J’aurais pourtant aimé commencer par mon quartier, comme tout le monde ! Pour effectuer ma première modification, après création d’un compte Nokia, je me dirige donc en Tunisie. Il y a quelques erreurs de traduction qui sont vites pardonnées, vu le lancement très récent. Nul doute que cela sera corrigé rapidement.
La création est simplifiée a l’extrême : elle se limite aux bâtiments et aux routes. Après avoir cliqué sur « ajouter une nouvelle route » je la dessine sur la carte, avec une vue satellite en fond de carte. C’est fluide, intuitif et plutôt agréable. Il est possible de glisser-déposer la carte en cours d’édition pour se déplacer, par contre, impossible de zoomer avec la molette, dommage.
En arrivant à l’intersection d’une autre route, l’outil me demande si je souhaite les connecter, je clique oui : simple et efficace.
Arrive maintenant la qualification de la route créée : les méta-données sont très simples à rajouter, via un bandeau en bas d’écran : type de voie, sens unique, interdiction diverses type sens unique, voie piétonne…
L’essentiel est décrit avec seulement 9 paramètres différents. Un mode avancé « montrer plus » permet d’ajouter encore quelques données, comme les limitations de vitesse ou d’autres options plus ou moins exotiques.
Attention tout de même à bien valider ces paramètres en cliquant sur sauvegarder.
Au final, la prise en main laisse une bonne impression : il n’y a pas d’étapes inutiles et l’interface est claire et sans chichis.
Le retour de la vengeance du Power User
La simplification trouve tout de même rapidement ses limites. Impossible en effet de créer des surfaces (dois-je décrire une place publique comme un lieu ou une route ?). L’outil d’édition ne permet pas non plus de déplacer une route si elle est mal tracée. Lors d’un prolongement de route, il n’est pas non plus possible de fusionner le nouveau tracé créé. Il y a donc à certains endroits de nombreux tronçons pour une seule route, ce qui est un peu déroutant en mode édition mais invisible sur le rendu final.

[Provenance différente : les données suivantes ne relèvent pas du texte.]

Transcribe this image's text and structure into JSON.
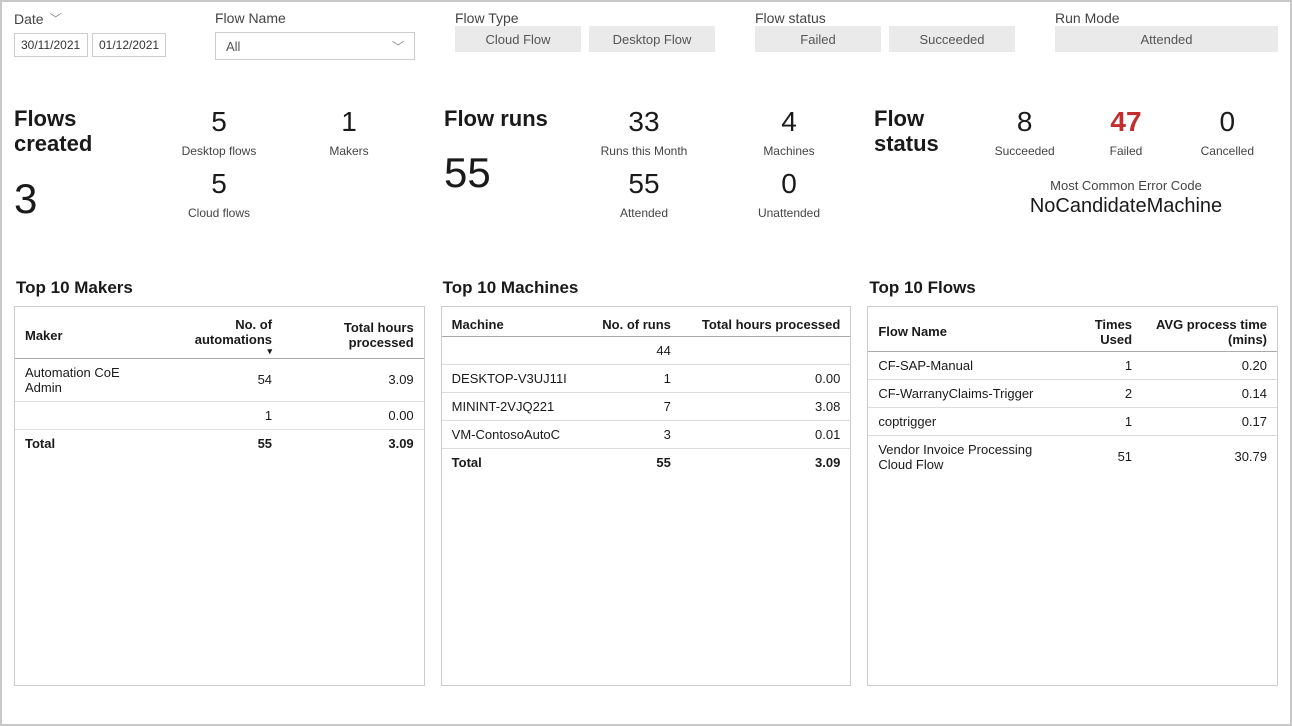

La création de point d’intérêt est un peu particulière : chaque lieu est lié à la route la plus proche, ce qui est représenté visuellement par des pointillés. Une fonction de magnétisme ramène ainsi toujours le point créé au bord de la route.
Lors de l’ajout d’un POI, le magnétisme accroche celui-ci à la route la plus proche
Cela fait sens pour trouver le meilleur accès, et donc pour le calcul d’itinéraire. Néanmoins cela nécessite d’avoir tracé auparavant la route la plus proche.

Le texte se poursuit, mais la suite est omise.